Applying Deep Learning and Computer Vision to LiDAR Part1: File Sizes

Introduction

I recently had an interesting project where a client wanted to see if certain geographic features could be found by using deep learning on LiDAR converted to GeoTIFF format.  I had already been working on some code to allow me to use any of the Tensorflow built-in models as R-CNNs, so this seemed like the perfect opportunity to try this.  This effort wasn’t without issues, and I thought I would detail them here in case anyone else is interested.  File sizes, lack of training data, and a video card with an add-on fan that sounded like a jet engine turned out to be interesting problems for the project.

I decided to split this up into multiple posts.  Here in Part 1, I will be covering the implications of doing deep learning and computer vision on LiDAR where file sizes can range in the hundreds of gigabytes for imagery.

What is LiDAR?

Example LiDAR point cloud courtesy the United States Geological Survey

LiDAR is a technology that uses laser beams to measure distances and movements in an environment. The word LiDAR comes from Light Detection And Ranging, and it works by sending out short pulses of light and measuring the time it takes for them to bounce back from objects or surfaces. You may have even seen it used on your favorite television show, where people will fly a drone to perform a scan of a particular area.  LiDAR can create high-resolution maps of various terrains, such as forests, oceans, or cities.

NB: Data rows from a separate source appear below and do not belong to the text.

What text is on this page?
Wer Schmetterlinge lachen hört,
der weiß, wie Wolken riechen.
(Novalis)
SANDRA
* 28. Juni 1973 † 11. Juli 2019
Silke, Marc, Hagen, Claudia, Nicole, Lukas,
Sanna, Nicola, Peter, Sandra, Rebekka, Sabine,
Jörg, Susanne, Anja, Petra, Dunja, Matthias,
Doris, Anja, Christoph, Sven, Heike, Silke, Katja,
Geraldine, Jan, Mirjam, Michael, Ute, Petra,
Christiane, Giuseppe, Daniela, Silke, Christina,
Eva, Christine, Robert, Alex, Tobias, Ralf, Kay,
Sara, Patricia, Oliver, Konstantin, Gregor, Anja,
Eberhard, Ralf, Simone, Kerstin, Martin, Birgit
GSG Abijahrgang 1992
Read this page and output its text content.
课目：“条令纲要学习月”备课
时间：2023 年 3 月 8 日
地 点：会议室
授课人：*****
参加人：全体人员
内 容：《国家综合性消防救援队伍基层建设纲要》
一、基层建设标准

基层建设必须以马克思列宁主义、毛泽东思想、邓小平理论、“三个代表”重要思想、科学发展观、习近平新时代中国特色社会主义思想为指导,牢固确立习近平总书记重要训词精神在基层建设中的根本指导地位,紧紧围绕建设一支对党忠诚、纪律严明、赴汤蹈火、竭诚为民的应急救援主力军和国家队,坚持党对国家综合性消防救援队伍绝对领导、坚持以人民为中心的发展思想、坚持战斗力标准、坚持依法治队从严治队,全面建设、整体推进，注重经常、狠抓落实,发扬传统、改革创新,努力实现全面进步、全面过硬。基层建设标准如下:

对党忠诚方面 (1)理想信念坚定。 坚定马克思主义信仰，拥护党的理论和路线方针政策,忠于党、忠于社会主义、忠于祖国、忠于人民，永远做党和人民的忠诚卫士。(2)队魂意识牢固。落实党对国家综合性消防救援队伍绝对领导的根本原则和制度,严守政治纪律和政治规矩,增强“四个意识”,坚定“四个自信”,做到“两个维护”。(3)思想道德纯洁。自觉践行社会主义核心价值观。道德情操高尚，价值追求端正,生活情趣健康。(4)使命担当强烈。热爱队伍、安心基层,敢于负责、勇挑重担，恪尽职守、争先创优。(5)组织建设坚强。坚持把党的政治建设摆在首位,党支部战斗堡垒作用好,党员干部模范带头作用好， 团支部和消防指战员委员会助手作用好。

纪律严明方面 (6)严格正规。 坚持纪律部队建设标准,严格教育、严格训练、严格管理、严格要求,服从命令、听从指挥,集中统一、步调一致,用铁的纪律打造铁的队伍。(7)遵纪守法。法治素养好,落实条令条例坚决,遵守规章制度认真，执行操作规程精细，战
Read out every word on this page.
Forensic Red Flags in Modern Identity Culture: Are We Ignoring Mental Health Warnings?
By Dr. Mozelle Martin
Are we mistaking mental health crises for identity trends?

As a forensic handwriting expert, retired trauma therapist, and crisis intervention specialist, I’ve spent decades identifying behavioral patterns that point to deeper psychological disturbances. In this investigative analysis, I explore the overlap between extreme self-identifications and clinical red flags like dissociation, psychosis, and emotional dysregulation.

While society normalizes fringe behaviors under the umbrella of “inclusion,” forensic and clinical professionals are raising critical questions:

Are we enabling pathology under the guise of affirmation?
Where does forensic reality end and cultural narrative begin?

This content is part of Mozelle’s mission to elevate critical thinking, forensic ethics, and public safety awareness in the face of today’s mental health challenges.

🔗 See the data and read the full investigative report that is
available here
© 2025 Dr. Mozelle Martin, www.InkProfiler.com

LiDAR is widely used in applications such as surveying, archaeology, geology, forestry, atmospheric physics, and autonomous driving. 

Archaeologists have made a lot of recent discoveries using LiDAR.  In Central and South America, lost temples and other structures from ancient civilizations such as the Aztecs and the Inca have been found in heavily forested areas.  Drone-based LiDAR can be used to find outlines of hard-to-see foundations where old buildings used to stand.

LiDAR scans are typically stored in a point-cloud format, usually LAS or LAZ or other proprietary and unmentionable formats.  These point clouds can be processed in different ways.  It is common to process them to extract the ground level, tree top level, or building outlines.  This is convenient as these points can be processed for different uses, but not so convenient for visualization.

LiDAR converted to a GeoTIFF DEM

These data are commonly converted into GeoTIFF format, a raster file format, so that they can be used in a GIS.  In this form, they are commonly used as high-resolution digital elevation format (DEM) files.  These files can then be used to perform analysis tasks such as terrain modeling, hydrological modeling, and others.

File Sizes

Conversion to GeoTIFF might result in smaller file sizes and can be easier to process in a GIS, but the files can still be very large.  For this project, the LiDAR file was one hundred and three gigabytes. It was stored as a 32-bit grayscale file so that the elevations of each point on the ground could be stored at a high resolution.  This is still an extremely large file, and not able to be fully loaded into memory for deep learning processing unless a very high-end computer was used (spoiler: I do not have a terabyte of RAM on my home computer).

Using CUDA on a GPU became interesting.  I have a 24 gigabyte used Tesla P40 that I got for cheap off eBay.  Deep learning models can require large amounts of memory that can quickly overwhelm a GPU.  Things like data augmentation, where training images are slightly manipulated on the CPU to provide more samples to help with generalization, take up main memory.  The additional size of the 32-bit dataset and training samples led to more memory being taken up than normal.

Deep learning models tend to require training data to be processed in batches.  These batches are small sets of the input data that are processed during one iteration of training.  It’s also more efficient for algorithms such as stochastic gradient descent to work on batches of data instead of the entire dataset during each iteration.  The sheer size of the training data samples meant that each batch took up a large amount of memory.

Finally, it was impossible to run a detection on the entire LiDAR image at one time.  The image had to be broken up into chunks that could be loaded into memory and run in a decent amount of time.  I made a random choice of cutting the image into an 8×8 grid, resulting in sixty-four images.  I wanted to be able to break up the processing so I could run it and combine the results at the end.  At the time, I had not yet water-cooled my Tesla, so the cooling fan I had attached to it sounded like a jet engine while running.  Breaking it into chunks meant that I could process things during the day and then stop at night when I wanted to sleep.  Believe me, working on other projects during the day while listening to that fan probably made me twitch a bit more than normal.

Conclusion

So that’s it for Part 1. I hope I’ve touched on some of the issues that I came across while trying to processing LiDAR with deep learning and computer vision algorithms. In Part 2 I’ll discuss gathering training data (or the lack of available training data).